Context specific regulation of microRNA targets in the immune system (P1142)

Abstract

Abstract MicroRNAs (miRNAs) are key gene expression regulators—their misexpression can cause both immune dysfunction and cancer. However, most miRNA targets remain unknown, limiting mechanistic insight. Combining genetic and biochemical approaches we generated a transcriptome-wide map of miR-155 targets in T cells. High throughput sequencing of cross-linked immunoprecipitated (HITS-CLIP) Argonaute bound transcript fragments in miR-155 sufficient and deficient cells identified hundreds of direct targets for this miRNA in T cells. This map shed insight on known and novel miRNA phenotypes and demonstrated that miRNAs directly regulate transcripts without canonical target motifs. In addition to T cells, miR-155 is expressed in many innate and adaptive immune cells following activation and its deletion leads to varied cell-type specific phenotypes. We hypothesized that miRNAs have diverse functions in different contexts through regulation of different targets.
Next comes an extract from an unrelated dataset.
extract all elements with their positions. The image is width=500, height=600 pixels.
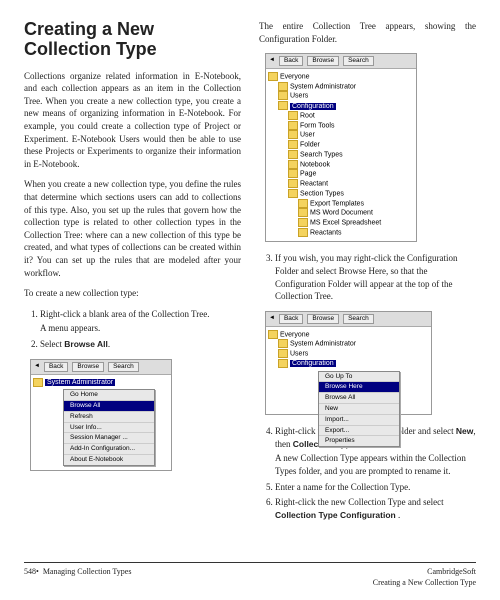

To reveal the extent and mechanism of context specific miRNA targeting, we employed RNA-seq and HITS-CLIP in wild type and miR-155 deficient T cells, B cells, and dendritic cells. Furthermore, we employed polyA-seq to determine how alternative polyadenylation affects context specific targeting. Immune system complexity is generated from a limited set of genes; by revealing how regulatory factors are repurposed in different cell types, our studies will provide insight into fundamental mechanisms of immunological gene regulation.